Она не знает, что «позже» не будет. И что старая сестра, которая готовится принять участие в операции, просто не в духе, зря гоняет «девчонку» — очень уж сердобольна новенькая, — надо знать меру.

(Даже медику?

А как же! Работать будет некогда, если всех жалеть.

Как же не жалеть?

Привыкнешь.

Я по ночам просыпаюсь от запаха крови.

Привыкнешь, говорю. Разве не резали трупы?

При чем здесь трупы? Тут ведь живой! На тебя глядит. Ждет помощи.

Вот и помоги.

А утешить? Кто утешит? Сотрет полотенцем пот со лба, скажет: ничего, потерпи, все у тебя будет хорошо.

Некогда, некогда, другие ждут.

Ах, много ли времени надо? Пока делаешь укол или обрабатываешь рану… Я ведь быстрая. Я — быстрая, правда, Вера Петровна? Смышленая.)
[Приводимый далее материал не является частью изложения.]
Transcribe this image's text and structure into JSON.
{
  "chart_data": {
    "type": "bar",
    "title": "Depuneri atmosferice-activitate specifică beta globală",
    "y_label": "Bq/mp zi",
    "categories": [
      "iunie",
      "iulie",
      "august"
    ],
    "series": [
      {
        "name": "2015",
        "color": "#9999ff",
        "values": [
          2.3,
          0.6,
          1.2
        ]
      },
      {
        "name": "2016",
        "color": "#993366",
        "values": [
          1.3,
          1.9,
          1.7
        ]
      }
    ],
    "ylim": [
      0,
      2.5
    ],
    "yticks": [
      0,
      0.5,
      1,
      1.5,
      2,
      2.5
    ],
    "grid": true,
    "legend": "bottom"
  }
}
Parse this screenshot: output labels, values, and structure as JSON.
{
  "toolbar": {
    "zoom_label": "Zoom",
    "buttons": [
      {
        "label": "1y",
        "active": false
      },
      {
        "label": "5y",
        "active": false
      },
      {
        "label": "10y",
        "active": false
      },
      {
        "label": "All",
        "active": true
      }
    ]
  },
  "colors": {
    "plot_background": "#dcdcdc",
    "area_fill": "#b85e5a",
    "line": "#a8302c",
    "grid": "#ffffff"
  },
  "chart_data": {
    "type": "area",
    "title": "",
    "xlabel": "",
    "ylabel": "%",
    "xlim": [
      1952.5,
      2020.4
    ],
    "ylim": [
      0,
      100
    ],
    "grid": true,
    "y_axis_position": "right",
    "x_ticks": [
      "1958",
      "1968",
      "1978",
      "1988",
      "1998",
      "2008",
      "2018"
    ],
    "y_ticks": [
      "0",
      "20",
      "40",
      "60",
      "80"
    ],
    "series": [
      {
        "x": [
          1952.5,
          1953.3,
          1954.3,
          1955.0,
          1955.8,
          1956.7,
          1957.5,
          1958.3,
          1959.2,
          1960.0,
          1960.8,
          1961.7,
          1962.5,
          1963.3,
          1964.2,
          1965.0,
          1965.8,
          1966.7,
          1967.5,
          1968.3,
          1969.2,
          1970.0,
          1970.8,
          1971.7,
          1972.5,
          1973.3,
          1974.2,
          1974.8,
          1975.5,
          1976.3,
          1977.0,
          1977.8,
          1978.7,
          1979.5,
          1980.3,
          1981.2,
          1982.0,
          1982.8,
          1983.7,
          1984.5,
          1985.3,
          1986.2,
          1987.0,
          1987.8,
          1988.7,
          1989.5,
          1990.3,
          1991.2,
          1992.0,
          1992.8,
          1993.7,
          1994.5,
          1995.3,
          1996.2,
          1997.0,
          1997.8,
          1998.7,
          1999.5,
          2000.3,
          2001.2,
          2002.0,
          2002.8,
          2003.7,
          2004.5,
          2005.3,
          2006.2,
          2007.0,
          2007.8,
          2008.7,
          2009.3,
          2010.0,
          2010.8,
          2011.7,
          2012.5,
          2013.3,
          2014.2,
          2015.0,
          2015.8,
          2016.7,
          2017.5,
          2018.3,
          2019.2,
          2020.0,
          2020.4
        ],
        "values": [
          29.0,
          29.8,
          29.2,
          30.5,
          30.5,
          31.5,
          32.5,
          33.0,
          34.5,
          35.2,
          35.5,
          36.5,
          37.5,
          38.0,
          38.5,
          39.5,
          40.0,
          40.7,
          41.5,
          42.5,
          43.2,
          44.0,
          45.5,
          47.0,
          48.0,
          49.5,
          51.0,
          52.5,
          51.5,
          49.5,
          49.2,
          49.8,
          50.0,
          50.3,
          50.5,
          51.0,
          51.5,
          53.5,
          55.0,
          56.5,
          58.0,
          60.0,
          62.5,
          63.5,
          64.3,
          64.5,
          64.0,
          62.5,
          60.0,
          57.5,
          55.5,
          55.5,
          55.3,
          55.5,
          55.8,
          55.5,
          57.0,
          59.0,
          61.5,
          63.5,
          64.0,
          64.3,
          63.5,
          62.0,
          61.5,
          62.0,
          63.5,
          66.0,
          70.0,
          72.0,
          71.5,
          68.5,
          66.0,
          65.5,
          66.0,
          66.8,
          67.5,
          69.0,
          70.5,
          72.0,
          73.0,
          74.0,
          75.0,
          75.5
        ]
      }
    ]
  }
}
— Ася, ввели противостолбнячную сыворотку?

— Конечно, доктор.

Название над входом: «Приемный покой». Приняли сюда, и ты будь спокоен — здесь все, все сделают, чтобы спасти тебя. То была улица, квартира, несчастный случай, а здесь уже никакого случая, да ты доверься, все силы собери для поправки, а не для страхов!

— Учти, сестричка, народу сегодня особенно много будет. Вон и доктор нервничает. И поволокут, и поволокут без передыха.

— Почему?

— День получки. Теряют облик человеческий.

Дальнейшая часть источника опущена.